Kevin Francis Coughlin died in Roanoke, Va., on July 23 after a brief illness. He was 65.
The son of the late John and Frances Coughlin of Shrewsbury, Vt., Kevin was born in Colchester, Vt., on Jan. 18, 1948, and grew up in Ohio and Tennessee. He attended Xavier University on a football scholarship, where he excelled as fullback and linebacker (after turning down an offer to play for Bear Bryant at Alabama).
He moved to Martha’s Vineyard in the early 1970s, where he worked as a carpenter, teacher’s aide at Martha’s Vineyard Regional High School, and director of the CETA program. He administered the Martha’s Vineyard Housing Assistance Office and coordinated Island Elderly Housing for several years before becoming a special needs educator at the Edgartown School. He pursued a master’s in education in the late 1990s and moved to Salem, where he taught junior high in the Beverly school system.
Kevin was known for his sense of humor, kindhearted spirit, love of music and devotion to family. Much-loved stories in our family include a barely missed opportunity to play harmonica on a James Taylor album, and getting picked up hitchhiking by Joni Mitchell, both of which occurred in that magical world of the Vineyard in the 1970s.
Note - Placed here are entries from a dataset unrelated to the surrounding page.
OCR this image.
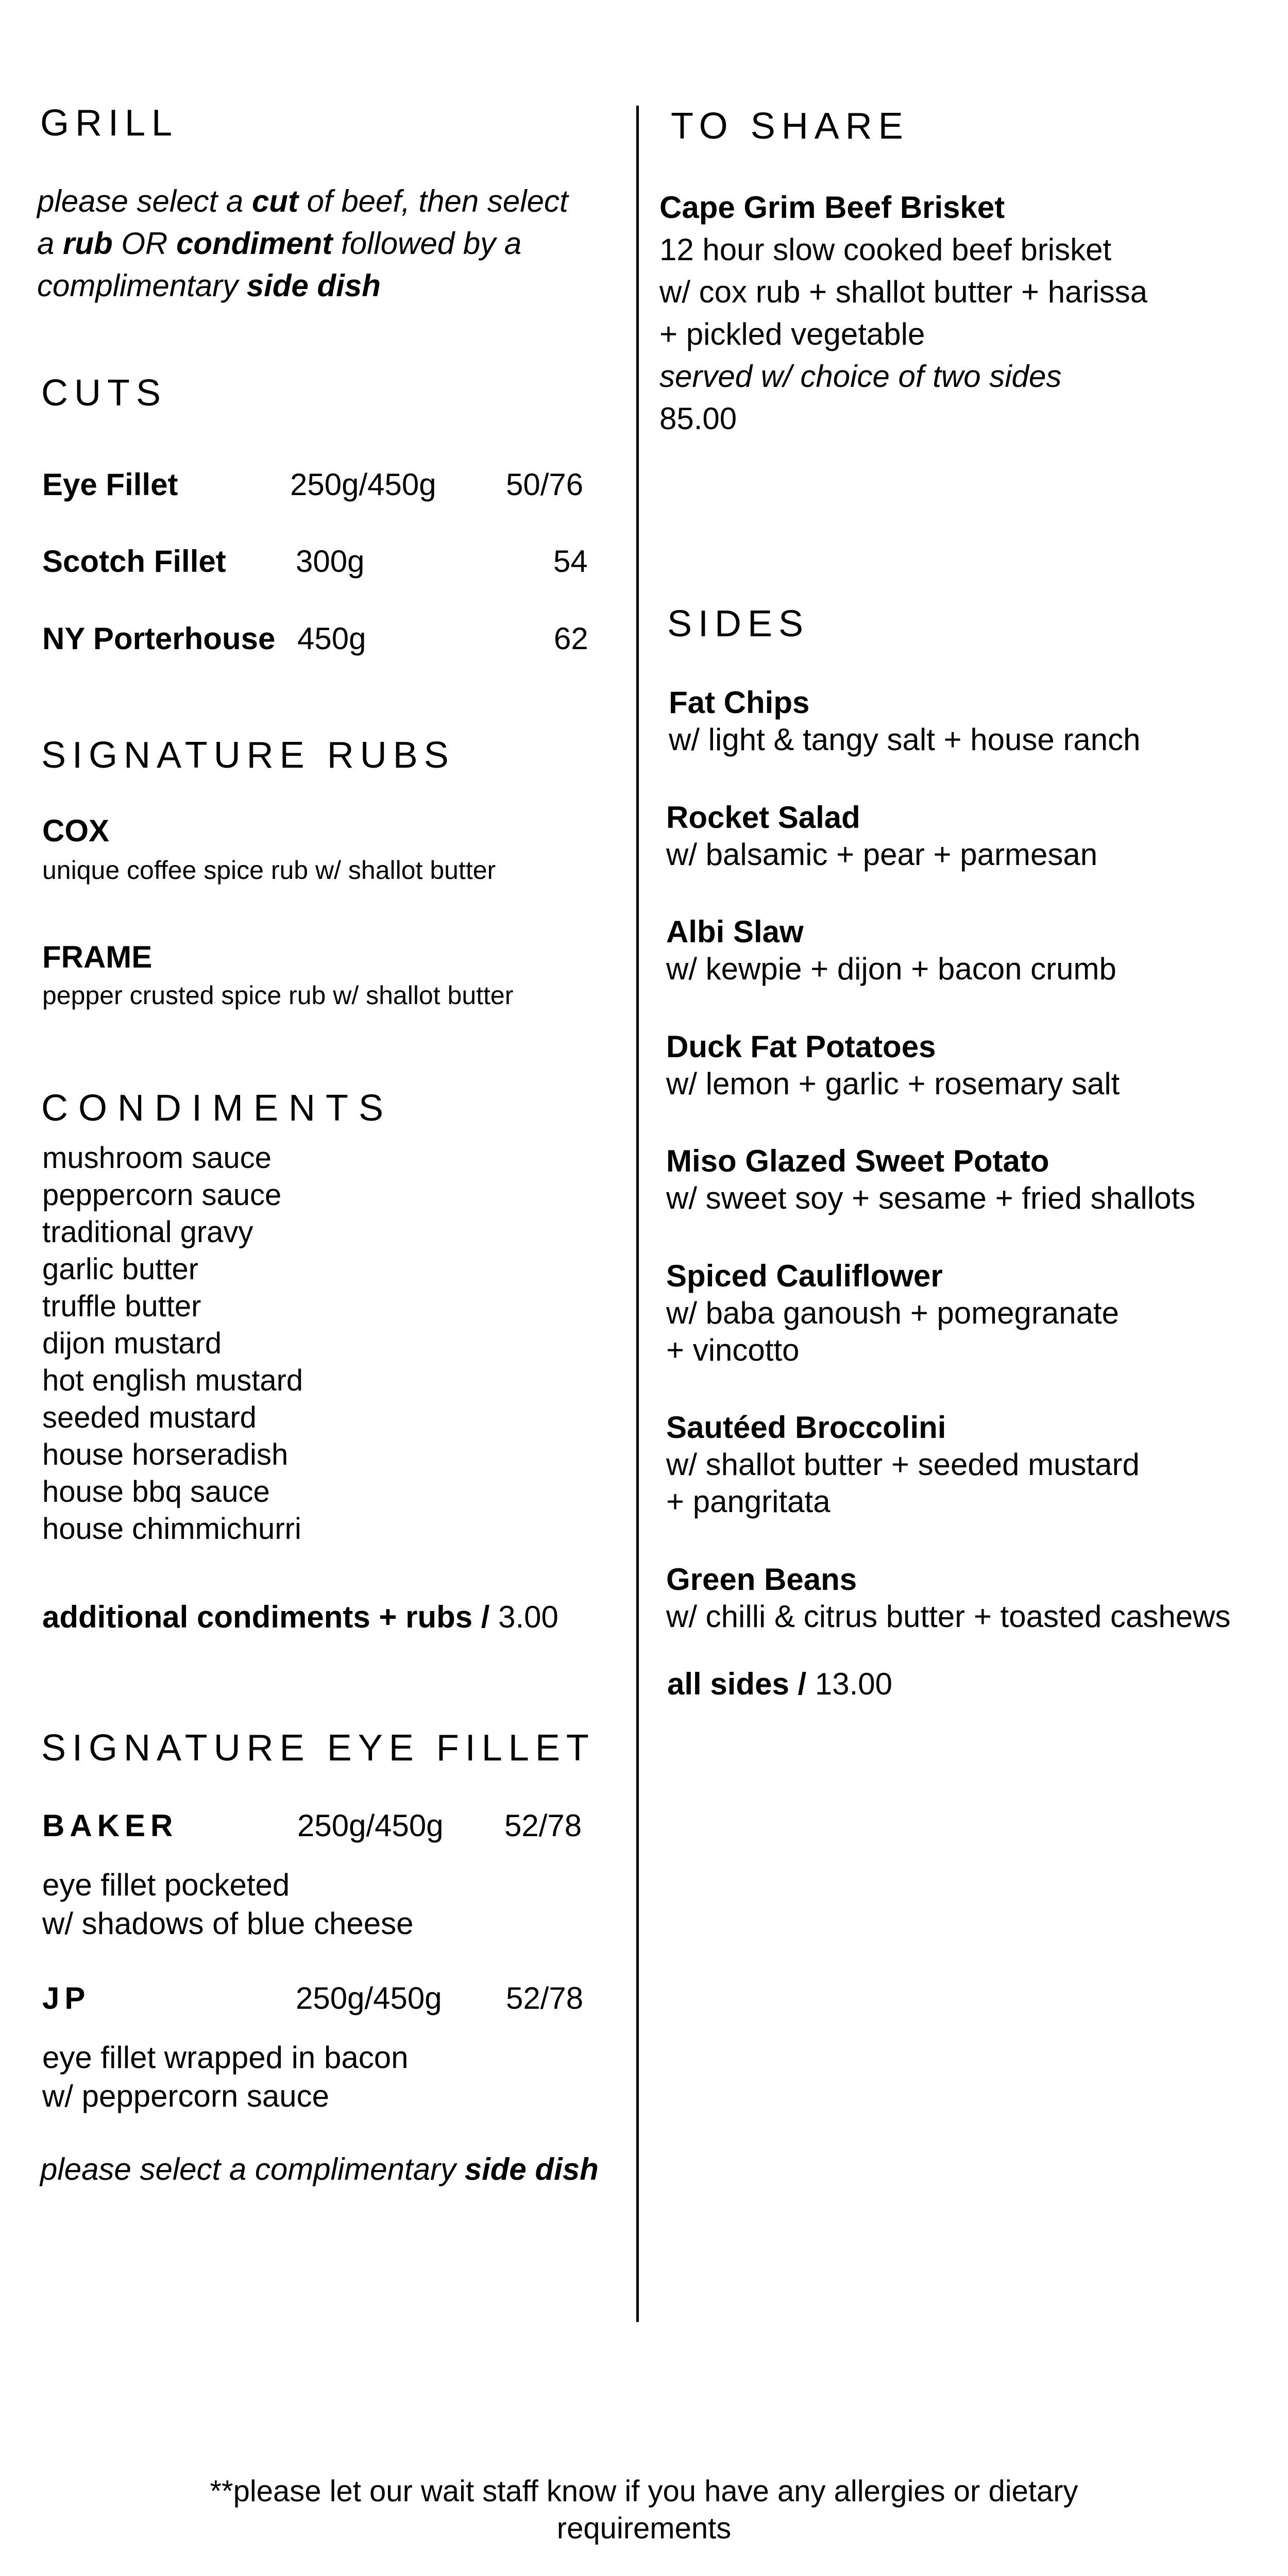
GRILL
please select a cut of beef, then select
a rub OR condiment followed by a
complimentary side dish
CUTS
Eye Fillet	250g/450g 50/76
Scotch Fillet 300g	54
NY Porterhouse 450g	62
SIGNATURE RUBS
COX
unique coffee spice rub w/ shallot butter
FRAME
pepper crusted spice rub w/ shallot butter
CONDIMENTS
mushroom sauce
peppercorn sauce
traditional gravy
garlic butter
truffle butter
dijon mustard
hot english mustard
seeded mustard
house horseradish
house bbq sauce
house chimmichurri
additional condiments + rubs / 3.00
SIGNATURE EYE FILLET
BAKER	250g/450g 52/78
eye fillet pocketed
w/ shadows of blue cheese
JP	250g/450g 52/78
eye fillet wrapped in bacon
w/ peppercorn sauce
please select a complimentary side dish
TO SHARE
Cape Grim Beef Brisket
12 hour slow cooked beef brisket
w/ cox rub + shallot butter + harissa
+ pickled vegetable
served w/ choice of two sides
85.00
SIDES
Fat Chips
w/ light & tangy salt + house ranch
Rocket Salad
w/ balsamic + pear + parmesan
Albi Slaw
w/ kewpie + dijon + bacon crumb
Duck Fat Potatoes
w/ lemon + garlic + rosemary salt
Miso Glazed Sweet Potato
w/ sweet soy + sesame + fried shallots
Spiced Cauliflower
w/ baba ganoush + pomegranate
+ vincotto
Sautéed Broccolini
w/ shallot butter + seeded mustard
+ pangritata
Green Beans
w/ chilli & citrus butter + toasted cashews
all sides / 13.00
**please let our wait staff know if you have any allergies or dietary
requirements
Kevin retired several years ago to a secluded mountaintop in the Blue Ridge mountains of Virginia. He leaves his daughter, Erin Lashnits Coughlin Herman, and her husband, Daniel Herman, of Berkeley, Calif.; his granddaughter, Ada Frances Herman, born August 10; as well as four brothers; former wife Carol Lashnits; and many nieces and nephews. He was predeceased by his parents and his brother, Steve Coughlin.